İstanbul gibi bir sırtlan pazarından sonra, ne denli albenili olduğunu hani neredeyse unutmuş olduğum “Güzel İzmir”, insanı dinçleştiriyor. Kentin uçaktan gece görüşü şahane…Bir ecenin boynundaki gerdanlık gibi parıldıyor. İnsanları tebessüm nedir unutmamış. Nezaket içerisinde karşılanıyorsunuz. Eğlenceleri medenice. İnanmayacaksınız ama trafikte birbirlerine yol veriyorlar ! Bir belediye başkanı jean-gömlek giymiş, samimiyetle yaklaşıyor hemşehrilerine. Turnuvada çalışanların büyük bir çoğunluğu her yaştan gönüllü ama işlerini ciddiyetle yapıyor ilk fırsatta kaytarmıyorlar. Sponsor, küçük dağları ben yarattım edalı değil. Zamanında bir bankamız yöneticilerinin isim-sponsoru oldukları bir etkinlikte, dünyanın en büyük meşrubat firmasına set çekmeye çalıştıklarına şahit olmuş ve “nasıl bir yönetici beyni” diye hayıflanmıştık. İzmir’de ise paylaşarak büyüme arzusu hissettik.  

Younes ile fevkalade sempatik Ümit Davala çiftine karşı Mansour ile Behzat Gerçeker’in yaptığı şov izlemeye değerdi. Hislerini pek belli etmeyen Mansur bile eğlendiğini itiraf ederek “keşke benim üzerime biraz daha oynasalardı” dedi !
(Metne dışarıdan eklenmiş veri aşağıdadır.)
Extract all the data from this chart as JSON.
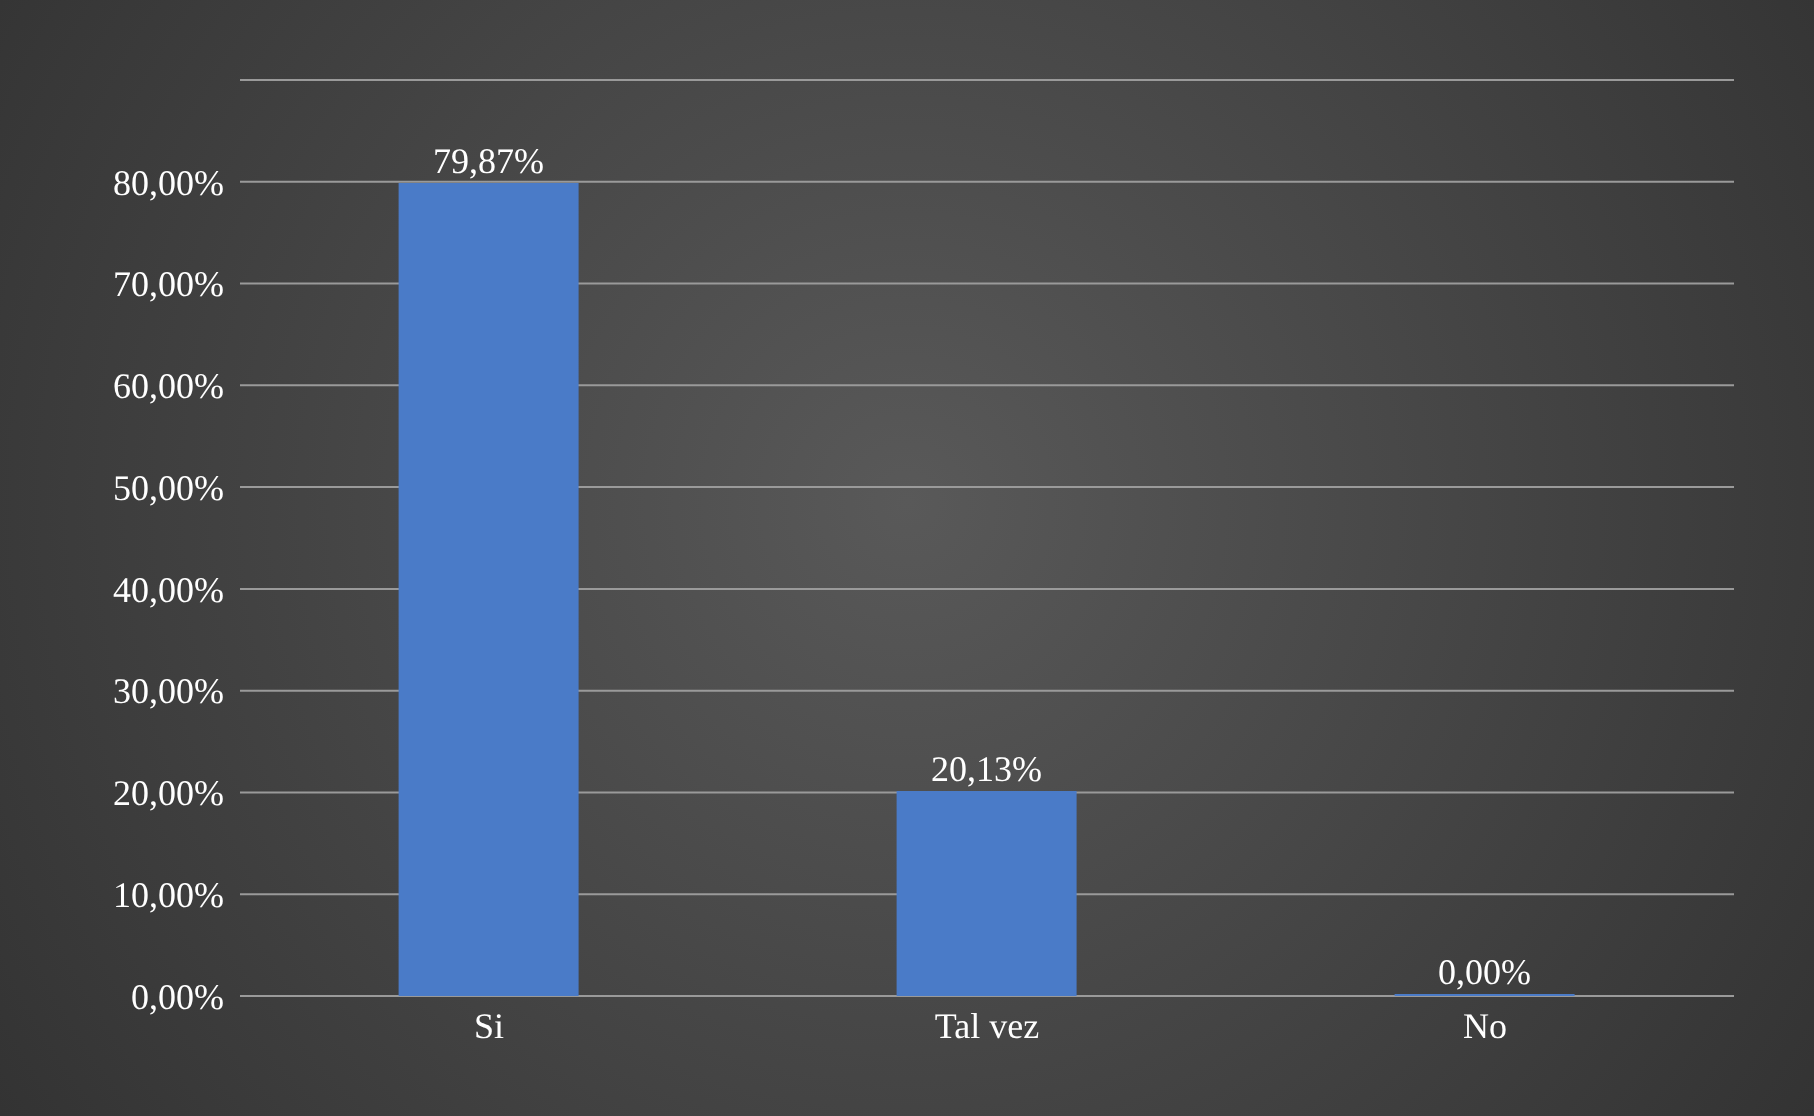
{
  "chart_data": {
    "type": "bar",
    "categories": [
      "Si",
      "Tal vez",
      "No"
    ],
    "values": [
      79.87,
      20.13,
      0
    ],
    "color": "#4a7bc8",
    "value_labels": [
      "79,87%",
      "20,13%",
      "0,00%"
    ],
    "ylim": [
      0,
      90
    ],
    "yticks": [
      {
        "value": 0,
        "label": "0,00%"
      },
      {
        "value": 10,
        "label": "10,00%"
      },
      {
        "value": 20,
        "label": "20,00%"
      },
      {
        "value": 30,
        "label": "30,00%"
      },
      {
        "value": 40,
        "label": "40,00%"
      },
      {
        "value": 50,
        "label": "50,00%"
      },
      {
        "value": 60,
        "label": "60,00%"
      },
      {
        "value": 70,
        "label": "70,00%"
      },
      {
        "value": 80,
        "label": "80,00%"
      },
      {
        "value": 90,
        "label": null
      }
    ],
    "grid": "y",
    "legend": false
  }
}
Böyle bir etkinliğin kentin en güzel ve merkezi yerlerinden Kültürpark’ta (zaten var olan bir tesiste) yapılması varken, epey uzak ve izleyicilerin adeta kaybolduğu dev gibi ve kullanılmamaktan eskimiş bir mekana itilmesini anlamak mümkün değil. Neden böyle bir güzellikten kentin çoğu soyutlanır? Evet eğitim merkeziniz Örnekköy olsun. Ama bu bir eğlencedir…Tüm İzmir’in izlemesi, eğlenmesi, öğrenmesi sağlanmalıdır. Mantığın galebe çalmasını şiddetle arzu ediyorum. Bu husus sadece benim değil,  oyunculardan baş-hakeme kadar herkesin gönlünden geçti.

 Ah Güzel İzmir seni anarken gözüm doluyor…İnan olsun temiz bir nefes gibi geldin bana. Hoşkalın.


* Bu yazı Tenis Dünyası Dergisi'nin 73. sayısında yayımlanmıştır.